Daran anschließend spricht sich Nietzsche gegen die "ikonische Geschichtsschreibung" aus (die offenbar identisch ist mit der später in "Vom Nutzen und Nachteil der Historie" sogenannten "antiquarischen Geschichtsschreibung"). Die Philosophie habe die Aufgabe, "nur von dem Großen und Einzigen zu reden, von dem Vorbild", also eine Auswahl zu treffen. Sie solle mit Bewußtsein die unbewußte Aufgabe der Kunst unterstützen, indem sie die "verzeitlichenden Elemente" bekämpft, womit Nietzsche jene aktuellen, zeitbezogenen Fragen meint, die keine Berührung mit der Unsterblichkeit des Intellekts haben. Deshalb müsse der Philosoph "das Problem des Daseins, überhaupt die ewigen Probleme" betonen. Es findet sich hier in Nietzsches philosophischer Entwicklung verglichen mit der "Geburt der Tragödie" eine deutliche Umgruppierung der Gegensätze: dort standen sich Kunst und Erkenntnis gegenüber, hier stehen nun Kunst und Philosophie gemeinsam auf der einen Seite gegen ikonische Geschichtsschreibung und Naturwissenschaft auf der anderen.

Nietzsche spricht bereits jetzt das Thema an, das ihn in den späten 80er Jahren als das "Problem der décadence" beschäftigen sollte: "Der maaßlose unwählerische Erkenntnißtrieb, mit historischem Hintergrunde, ist ein Zeichen, daß das Leben alt geworden ist". Damit erhellt er nun, was in der "Geburt der Tragödie" merkwürdig dunkel blieb - den Grund für jenen "Selbstmord" der griechischen Tragödie. Später wird Nietzsche in der "Götzendämmerung" Sokrates und Euripides als Musterbeispiele der "décadence" benennen. Damit, ebenso wie mit dem früheren Ausdruck "altgewordenes Leben", meint er ein Dasein, das nicht mehr auf intuitive Weise gelenkt werden kann, weil die menschlichen "Instinkte" oder "Triebe" zu schwach geworden sind. Dagegen setzt Nietzsche jene Verbindung von Kunst und Philosophie, die er, hier wieder direkt an die "Geburt der Tragödie" anknüpfend, als "tragische Erkenntniß" bezeichnet. Diese tragische Erkenntnis soll Historie und Naturwissenschaft kontrollieren:

"Es handelt sich nicht um eine Vernichtung der Wissenschaft, sondern um eine Beherrschung. Sie hängt nämlich in allen ihren Zielen und Methoden durch und durch ab von philosophischen Ansichten, vergißt dies aber leicht. Die beherrschende Philosophie hat aber auch das Problem zu bedenken, bis zu welchem Grade die Wissenschaft wachsen darf: sie hat den Werth zu bestimmen!"

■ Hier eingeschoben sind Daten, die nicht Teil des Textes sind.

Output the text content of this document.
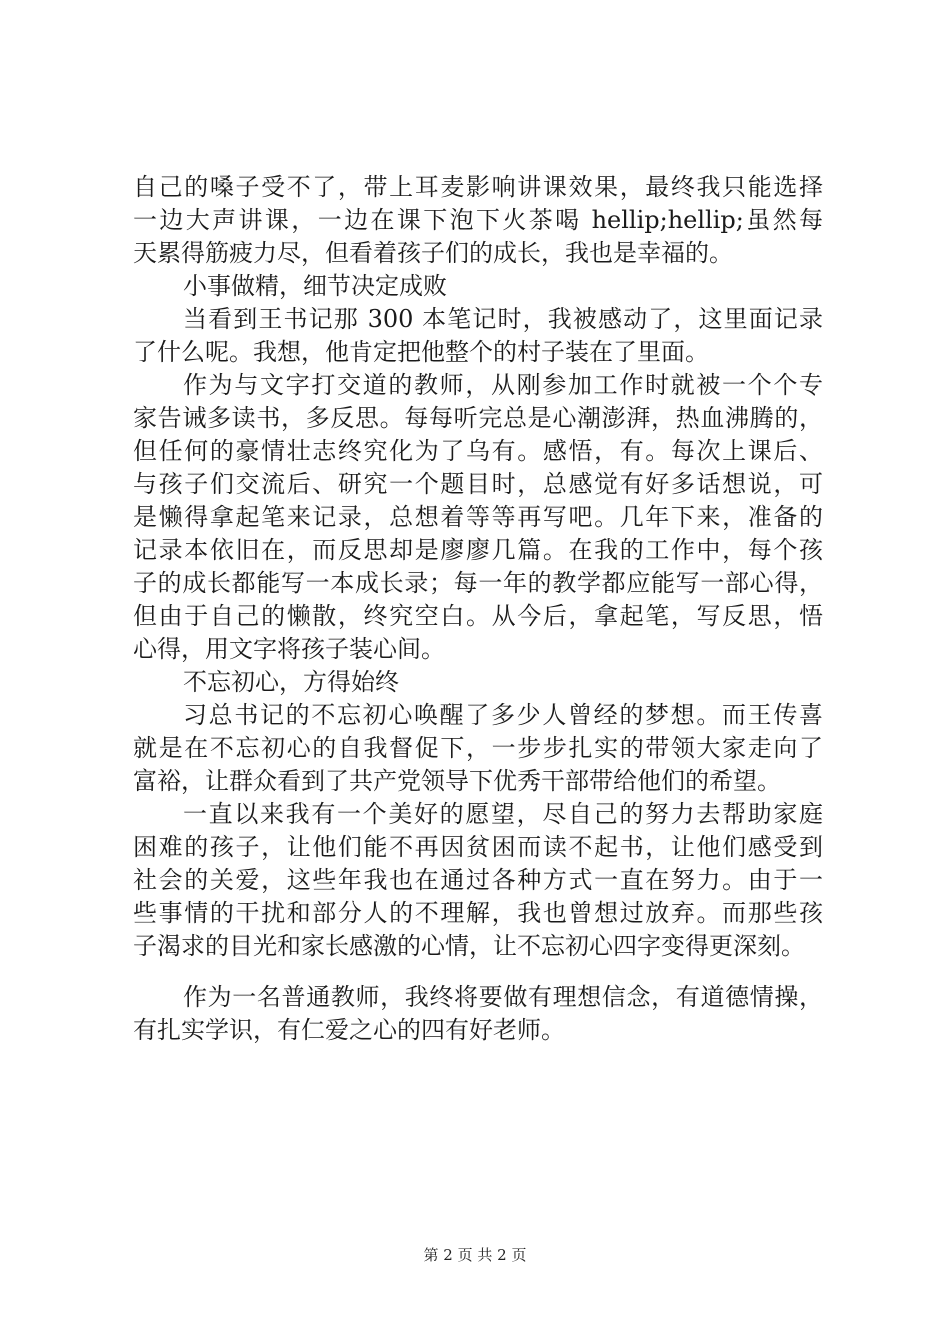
自己的嗓子受不了，带上耳麦影响讲课效果，最终我只能选择
一边大声讲课，一边在课下泡下火茶喝 hellip;hellip;虽然每
天累得筋疲力尽，但看着孩子们的成长，我也是幸福的。
小事做精，细节决定成败
当看到王书记那 300 本笔记时，我被感动了，这里面记录
了什么呢。我想，他肯定把他整个的村子装在了里面。
作为与文字打交道的教师，从刚参加工作时就被一个个专
家告诫多读书，多反思。每每听完总是心潮澎湃，热血沸腾的，
但任何的豪情壮志终究化为了乌有。感悟，有。每次上课后、
与孩子们交流后、研究一个题目时，总感觉有好多话想说，可
是懒得拿起笔来记录，总想着等等再写吧。几年下来，准备的
记录本依旧在，而反思却是廖廖几篇。在我的工作中，每个孩
子的成长都能写一本成长录；每一年的教学都应能写一部心得，
但由于自己的懒散，终究空白。从今后，拿起笔，写反思，悟
心得，用文字将孩子装心间。
不忘初心，方得始终
习总书记的不忘初心唤醒了多少人曾经的梦想。而王传喜
就是在不忘初心的自我督促下，一步步扎实的带领大家走向了
富裕，让群众看到了共产党领导下优秀干部带给他们的希望。
一直以来我有一个美好的愿望，尽自己的努力去帮助家庭
困难的孩子，让他们能不再因贫困而读不起书，让他们感受到
社会的关爱，这些年我也在通过各种方式一直在努力。由于一
些事情的干扰和部分人的不理解，我也曾想过放弃。而那些孩
子渴求的目光和家长感激的心情，让不忘初心四字变得更深刻。
作为一名普通教师，我终将要做有理想信念，有道德情操，
有扎实学识，有仁爱之心的四有好老师。
第 2 页 共 2 页
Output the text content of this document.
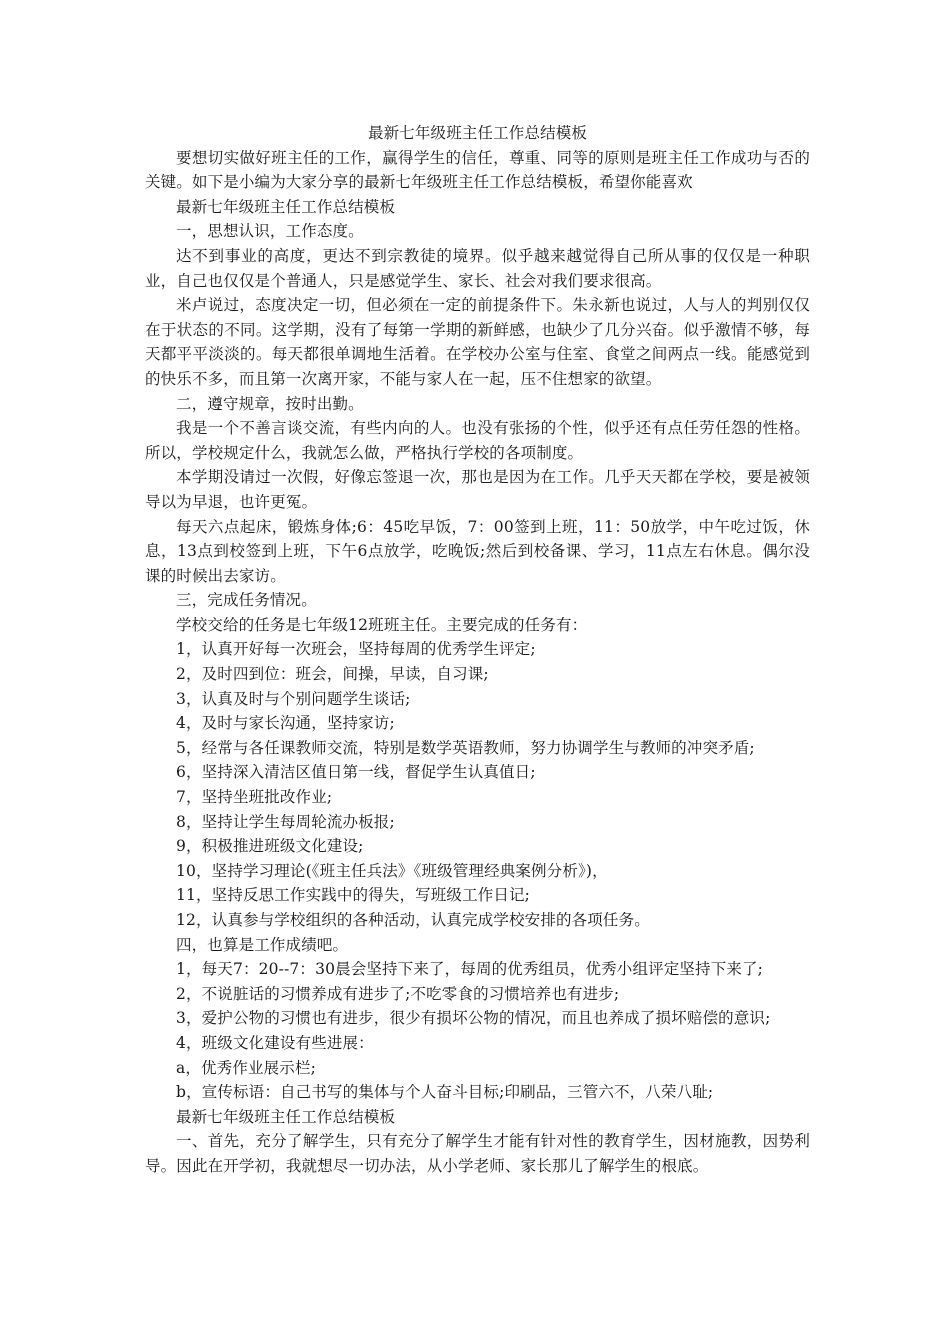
最新七年级班主任工作总结模板

要想切实做好班主任的工作，赢得学生的信任，尊重、同等的原则是班主任工作成功与否的关键。如下是小编为大家分享的最新七年级班主任工作总结模板，希望你能喜欢

最新七年级班主任工作总结模板

一，思想认识，工作态度。

达不到事业的高度，更达不到宗教徒的境界。似乎越来越觉得自己所从事的仅仅是一种职业，自己也仅仅是个普通人，只是感觉学生、家长、社会对我们要求很高。

米卢说过，态度决定一切，但必须在一定的前提条件下。朱永新也说过，人与人的判别仅仅在于状态的不同。这学期，没有了每第一学期的新鲜感，也缺少了几分兴奋。似乎激情不够，每天都平平淡淡的。每天都很单调地生活着。在学校办公室与住室、食堂之间两点一线。能感觉到的快乐不多，而且第一次离开家，不能与家人在一起，压不住想家的欲望。

二，遵守规章，按时出勤。

我是一个不善言谈交流，有些内向的人。也没有张扬的个性，似乎还有点任劳任怨的性格。所以，学校规定什么，我就怎么做，严格执行学校的各项制度。

本学期没请过一次假，好像忘签退一次，那也是因为在工作。几乎天天都在学校，要是被领导以为早退，也许更冤。

每天六点起床，锻炼身体;6：45吃早饭，7：00签到上班，11：50放学，中午吃过饭，休息，13点到校签到上班，下午6点放学，吃晚饭;然后到校备课、学习，11点左右休息。偶尔没课的时候出去家访。

三，完成任务情况。

学校交给的任务是七年级12班班主任。主要完成的任务有：

1，认真开好每一次班会，坚持每周的优秀学生评定;

2，及时四到位：班会，间操，早读，自习课;

3，认真及时与个别问题学生谈话;

4，及时与家长沟通，坚持家访;

5，经常与各任课教师交流，特别是数学英语教师，努力协调学生与教师的冲突矛盾;

6，坚持深入清洁区值日第一线，督促学生认真值日;

7，坚持坐班批改作业;

8，坚持让学生每周轮流办板报;

9，积极推进班级文化建设;

10，坚持学习理论(《班主任兵法》《班级管理经典案例分析》)，

11，坚持反思工作实践中的得失，写班级工作日记;

12，认真参与学校组织的各种活动，认真完成学校安排的各项任务。

四，也算是工作成绩吧。

1，每天7：20--7：30晨会坚持下来了，每周的优秀组员，优秀小组评定坚持下来了;

2，不说脏话的习惯养成有进步了;不吃零食的习惯培养也有进步;

3，爱护公物的习惯也有进步，很少有损坏公物的情况，而且也养成了损坏赔偿的意识;

4，班级文化建设有些进展：

a，优秀作业展示栏;

b，宣传标语：自己书写的集体与个人奋斗目标;印刷品，三管六不，八荣八耻;

最新七年级班主任工作总结模板

一、首先，充分了解学生，只有充分了解学生才能有针对性的教育学生，因材施教，因势利导。因此在开学初，我就想尽一切办法，从小学老师、家长那儿了解学生的根底。
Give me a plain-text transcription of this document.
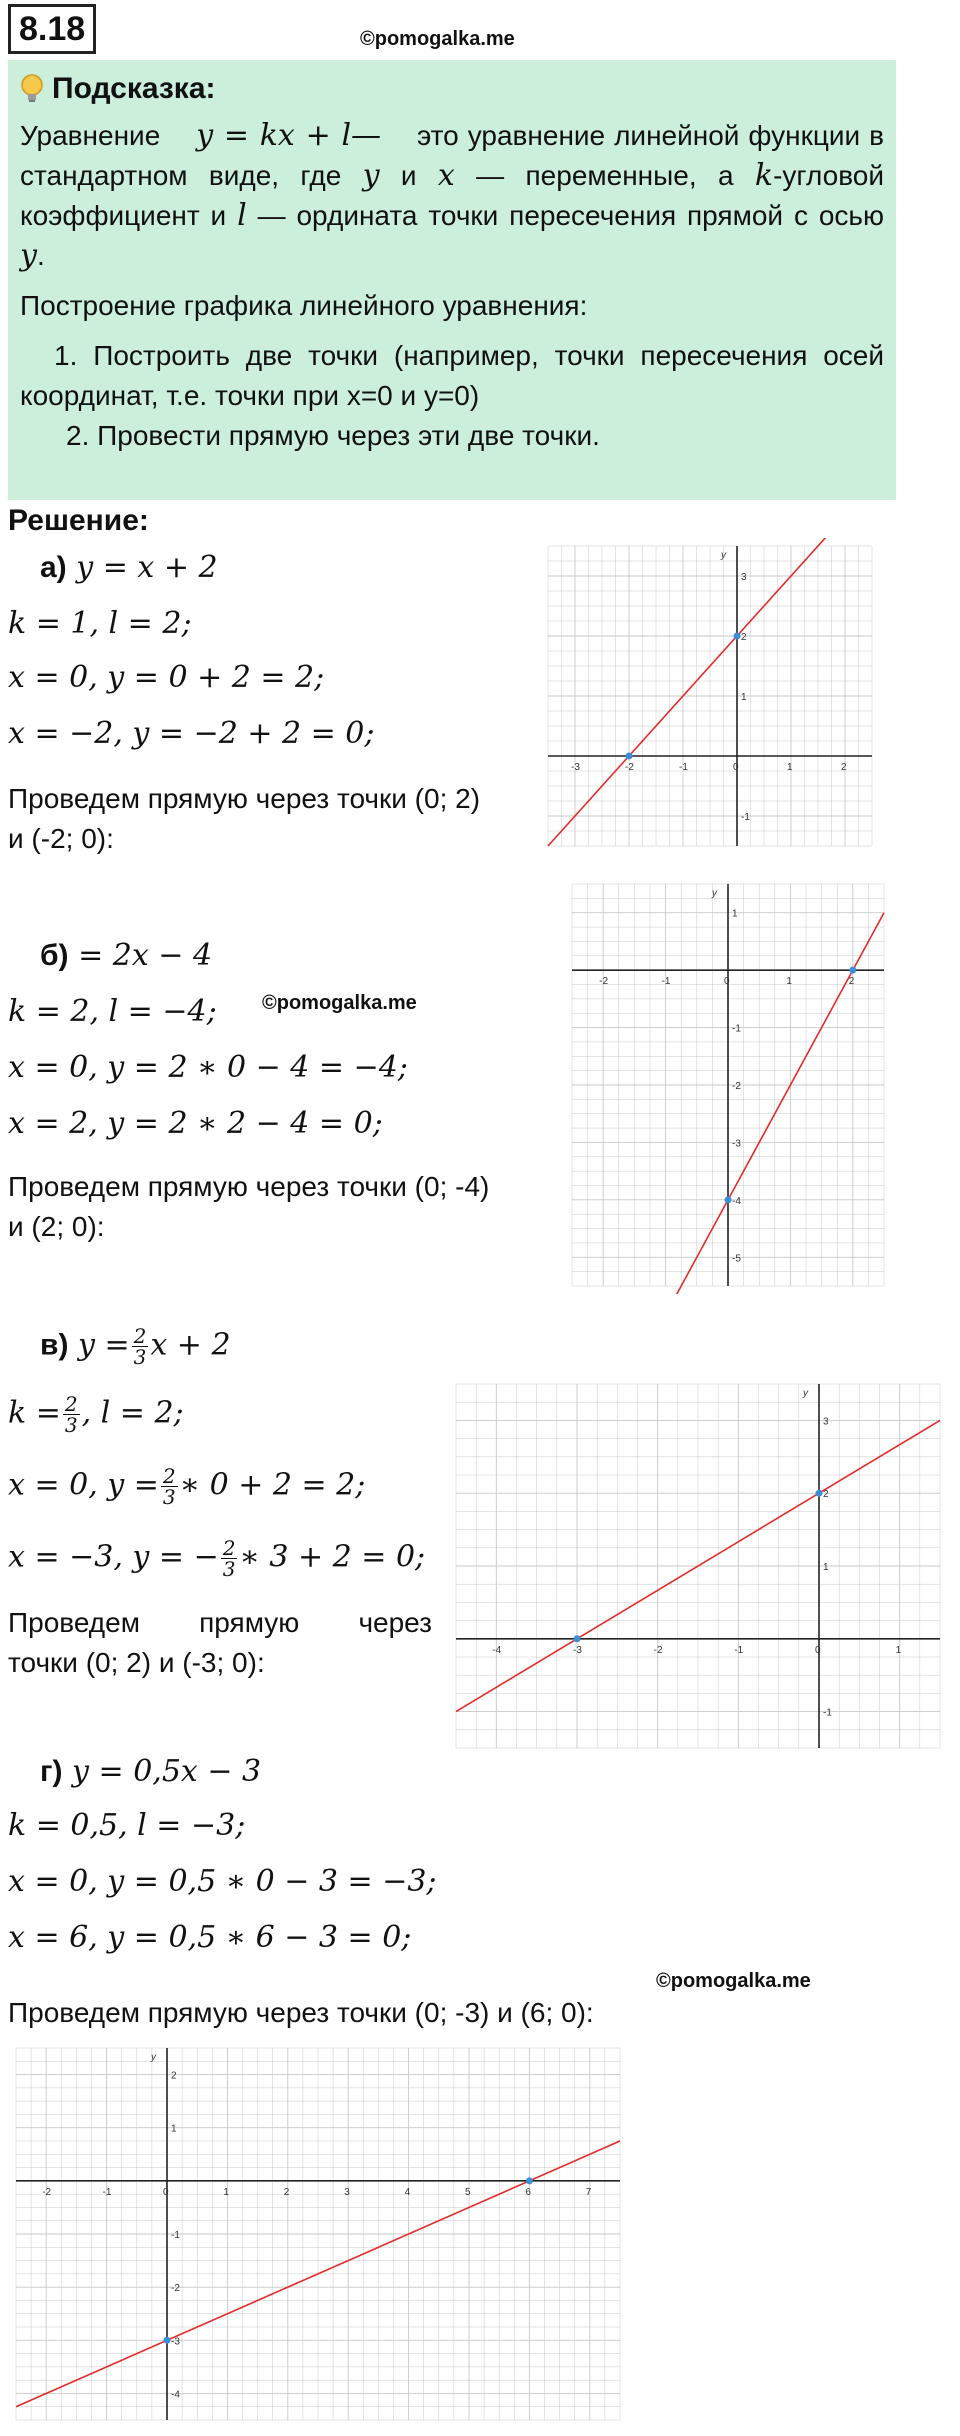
8.18	©pomogalka.me
Подсказка:

Уравнение y = kx + l— это уравнение линейной функции в стандартном виде, где y и x — переменные, а k-угловой коэффициент и l — ордината точки пересечения прямой с осью y.

Построение графика линейного уравнения:

1. Построить две точки (например, точки пересечения осей координат, т.е. точки при x=0 и y=0)
2. Провести прямую через эти две точки.
Решение:
а) y = x + 2
k = 1, l = 2;
x = 0, y = 0 + 2 = 2;
x = −2, y = −2 + 2 = 0;
Проведем прямую через точки (0; 2)
и (-2; 0):
y
-3	-2	-1	0	1	2
-1
1
2
3
б) = 2x − 4
©pomogalka.me
k = 2, l = −4;
x = 0, y = 2 ∗ 0 − 4 = −4;
x = 2, y = 2 ∗ 2 − 4 = 0;
Проведем прямую через точки (0; -4)
и (2; 0):
y
-2	-1	0	1	2
-5
-4
-3
-2
-1
1
в) $y = \frac{2}{3}$ x + 2
$k = \frac{2}{3}$ , l = 2;
x = 0, $y = \frac{2}{3}$ ∗ 0 + 2 = 2;
x = −3, y = − $\frac{2}{3}$ ∗ 3 + 2 = 0;
Проведем прямую через
точки (0; 2) и (-3; 0):
y
-4	-3	-2	-1	0	1
-1
1
2
3
г) y = 0,5x − 3
k = 0,5, l = −3;
x = 0, y = 0,5 ∗ 0 − 3 = −3;
x = 6, y = 0,5 ∗ 6 − 3 = 0;
©pomogalka.me
Проведем прямую через точки (0; -3) и (6; 0):
y
-2	-1	0	1	2	3	4	5	6	7
-4
-3
-2
-1
1
2
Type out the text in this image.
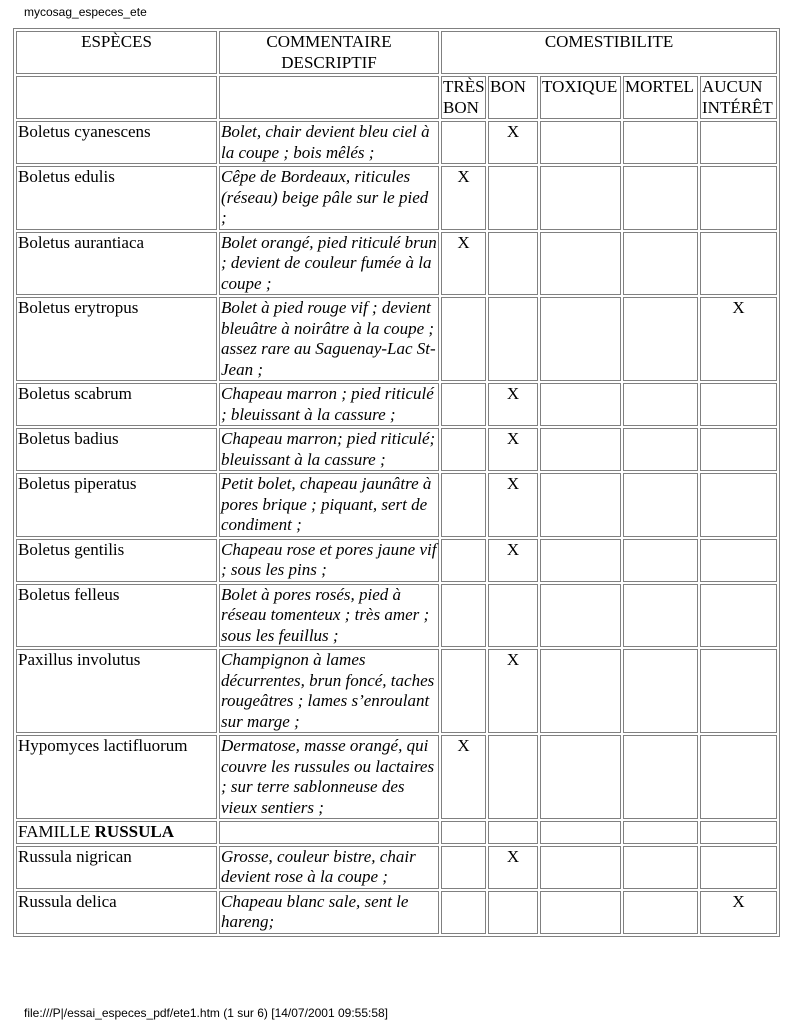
mycosag_especes_ete
ESPÈCES	COMMENTAIRE DESCRIPTIF	COMESTIBILITE				
		TRÈS BON	BON	TOXIQUE	MORTEL	AUCUN INTÉRÊT
Boletus cyanescens	Bolet, chair devient bleu ciel à la coupe ; bois mêlés ;		X			
Boletus edulis	Cêpe de Bordeaux, riticules (réseau) beige pâle sur le pied ;	X				
Boletus aurantiaca	Bolet orangé, pied riticulé brun ; devient de couleur fumée à la coupe ;	X				
Boletus erytropus	Bolet à pied rouge vif ; devient bleuâtre à noirâtre à la coupe ; assez rare au Saguenay-Lac St-Jean ;					X
Boletus scabrum	Chapeau marron ; pied riticulé ; bleuissant à la cassure ;		X			
Boletus badius	Chapeau marron; pied riticulé; bleuissant à la cassure ;		X			
Boletus piperatus	Petit bolet, chapeau jaunâtre à pores brique ; piquant, sert de condiment ;		X			
Boletus gentilis	Chapeau rose et pores jaune vif ; sous les pins ;		X			
Boletus felleus	Bolet à pores rosés, pied à réseau tomenteux ; très amer ; sous les feuillus ;					
Paxillus involutus	Champignon à lames décurrentes, brun foncé, taches rougeâtres ; lames s’enroulant sur marge ;		X			
Hypomyces lactifluorum	Dermatose, masse orangé, qui couvre les russules ou lactaires ; sur terre sablonneuse des vieux sentiers ;	X				
FAMILLE RUSSULA						
Russula nigrican	Grosse, couleur bistre, chair devient rose à la coupe ;		X			
Russula delica	Chapeau blanc sale, sent le hareng;					X
file:///P|/essai_especes_pdf/ete1.htm (1 sur 6) [14/07/2001 09:55:58]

Wissenschaft ist nicht Selbstzweck, ist kein Wert an sich, kann auch keine Werte setzen, sondern sie muß sich in ein übergeordnetes Wertesystem fügen. Auf die Wert-losigkeit der Wissenschaft bezieht Nietzsche sich auch, wenn er feststellt, in der Wissenschaft gebe es, im Unterschied zur Philosophie, kein groß und klein. Es bedarf demnach einer höheren Instanz, die Werte schafft und damit dem wahllosen Erkenntnistrieb Regeln gibt - dies war früher die Religion, nun setzt Nietzsche die "tragische Erkenntnis" an diese Stelle.